Just as the WCTU had branches around North America, there were Willard Halls in dozens of cities - Canada's largest appears to have been in Toronto. They were named for Frances Willard, a pioneering New York suffragist.
The WCTU and other women's groups used the downstairs as a meeting and lecture space. The upstairs contained four bedrooms that were rented out to young women, often from outside the city who came here to find work.
June 28, 1930, Winnipeg Tribune
In 1930, the WCTU rented the property to the Big Sisters Association of Greater Winnipeg, though they and other groups continued to use the home as a headquarters and meeting space for the next two decades.
The Big Sisters Association of Greater Winnipeg, established on November 12, 1926, was the fifth Canadian branch of the North American organization founded in New York City in 1912. They worked with girls who came before the Juvenile Court, often the first time offenders, to provide mentorship, life skills and employment training in the hopes that they would not reoffend.

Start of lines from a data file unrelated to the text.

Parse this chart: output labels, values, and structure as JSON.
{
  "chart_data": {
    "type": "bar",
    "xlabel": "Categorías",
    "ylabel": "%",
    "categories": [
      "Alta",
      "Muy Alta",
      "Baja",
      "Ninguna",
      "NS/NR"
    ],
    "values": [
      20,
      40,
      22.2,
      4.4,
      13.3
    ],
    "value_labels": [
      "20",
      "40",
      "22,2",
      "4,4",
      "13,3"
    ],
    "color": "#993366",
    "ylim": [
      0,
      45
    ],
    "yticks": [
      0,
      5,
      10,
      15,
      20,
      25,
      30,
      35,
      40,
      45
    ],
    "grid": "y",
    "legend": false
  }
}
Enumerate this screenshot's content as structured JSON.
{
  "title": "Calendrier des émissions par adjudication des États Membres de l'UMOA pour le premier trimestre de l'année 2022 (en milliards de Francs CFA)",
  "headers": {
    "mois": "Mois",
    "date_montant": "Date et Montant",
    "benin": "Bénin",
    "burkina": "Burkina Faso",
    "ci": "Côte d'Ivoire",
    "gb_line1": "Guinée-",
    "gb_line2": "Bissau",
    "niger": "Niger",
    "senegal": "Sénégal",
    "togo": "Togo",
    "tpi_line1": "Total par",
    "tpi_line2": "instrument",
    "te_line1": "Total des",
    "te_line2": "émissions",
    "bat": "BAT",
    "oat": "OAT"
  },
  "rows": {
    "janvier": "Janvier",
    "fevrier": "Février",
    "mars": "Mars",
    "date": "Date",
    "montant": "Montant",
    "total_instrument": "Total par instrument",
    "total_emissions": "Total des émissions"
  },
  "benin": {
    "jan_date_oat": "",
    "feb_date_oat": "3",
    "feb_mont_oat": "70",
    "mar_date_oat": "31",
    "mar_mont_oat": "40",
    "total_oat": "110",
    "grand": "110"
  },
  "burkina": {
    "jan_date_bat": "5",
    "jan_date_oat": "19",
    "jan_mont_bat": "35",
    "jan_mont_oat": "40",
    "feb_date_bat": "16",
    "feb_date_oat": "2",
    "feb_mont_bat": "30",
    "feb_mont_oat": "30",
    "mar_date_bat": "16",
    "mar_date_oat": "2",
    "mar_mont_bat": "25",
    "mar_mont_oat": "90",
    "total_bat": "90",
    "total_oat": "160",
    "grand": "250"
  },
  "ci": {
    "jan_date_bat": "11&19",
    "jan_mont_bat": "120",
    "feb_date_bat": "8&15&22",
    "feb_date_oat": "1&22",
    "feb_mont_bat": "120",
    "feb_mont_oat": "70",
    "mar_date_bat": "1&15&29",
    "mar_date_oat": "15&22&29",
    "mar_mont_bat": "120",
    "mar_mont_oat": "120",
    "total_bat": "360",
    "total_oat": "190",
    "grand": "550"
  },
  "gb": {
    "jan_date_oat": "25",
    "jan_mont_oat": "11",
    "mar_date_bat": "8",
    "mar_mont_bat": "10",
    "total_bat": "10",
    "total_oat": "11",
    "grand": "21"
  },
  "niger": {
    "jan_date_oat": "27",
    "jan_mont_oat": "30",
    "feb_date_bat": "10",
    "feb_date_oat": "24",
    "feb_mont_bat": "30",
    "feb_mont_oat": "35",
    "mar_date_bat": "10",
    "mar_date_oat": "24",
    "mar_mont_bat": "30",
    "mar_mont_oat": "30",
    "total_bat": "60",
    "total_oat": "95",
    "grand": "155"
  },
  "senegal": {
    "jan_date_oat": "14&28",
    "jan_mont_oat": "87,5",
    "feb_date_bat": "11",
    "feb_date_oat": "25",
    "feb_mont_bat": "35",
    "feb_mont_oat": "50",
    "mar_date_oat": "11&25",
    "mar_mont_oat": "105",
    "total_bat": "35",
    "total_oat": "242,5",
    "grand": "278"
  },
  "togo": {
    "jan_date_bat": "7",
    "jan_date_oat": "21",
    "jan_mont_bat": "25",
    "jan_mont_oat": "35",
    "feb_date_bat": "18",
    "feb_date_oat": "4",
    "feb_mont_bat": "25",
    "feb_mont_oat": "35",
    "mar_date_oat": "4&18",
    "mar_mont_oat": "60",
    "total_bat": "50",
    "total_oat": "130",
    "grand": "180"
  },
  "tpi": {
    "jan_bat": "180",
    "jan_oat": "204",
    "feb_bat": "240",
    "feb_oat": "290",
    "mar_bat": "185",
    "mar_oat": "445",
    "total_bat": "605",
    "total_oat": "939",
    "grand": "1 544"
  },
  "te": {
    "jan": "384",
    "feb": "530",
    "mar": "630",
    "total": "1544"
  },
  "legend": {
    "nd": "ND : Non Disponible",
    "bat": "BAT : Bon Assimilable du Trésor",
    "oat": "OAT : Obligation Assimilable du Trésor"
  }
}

Initially, the organization had an office at the Juvenile Court, which at the time was located on Portage Avenue at Sherbrook Street. The move to the house meant that they could provide room and board to girls from outside the city.
Over the years, other agencies, including the Children's Home and the Juvenile Court itself, expanded their programming, making some of the volunteer-based organization's work redundant. The Big Sisters Association of Greater Winnipeg announced in January 1949 that it was winding down operations.
The organization reappeared in Winnipeg in 1970 and since 2001 is known as Big Brothers Big Sisters of Winnipeg. Their new headquarters at 532 Ellice Avenue at Langside is, coincidentally, is just a couple of blocks away from the former Willard Hall.
Official Opening, March 30, 1949 Winnipeg Tribune
In March 1949, the home was turned over to a new women's organization: the Wheelchair Club of Winnipeg. They worked with girls affected by polio by providing employment and life skills. After extensive renovations, a handful of them called the upstairs home.
The last meetings took place at Willard Hall in the spring of 1954. It was then sold to David and Mathilda "Tillie" Jones. He was an Eaton's Employee and she a saleswoman at Maclean Hunter. Tillie was also a member of the Wheelchair Club, though her 1976 obituary does not indicate if she was a board member or a client.
The Jones' continued to own the house for at least the next 12 years, renting out three suites upstairs.
The suites appear to have appealed to single senior citizens. Two funeral notices found for the address were for Gustav Skalin, 82, a retired interior decorator, in October 1967 and Gladys Bissett, 60, of Winnipeg, in July 1975 widow.
The final "Rooms for Rent" ad that can be found in the Winnipeg Free Press was in 1994.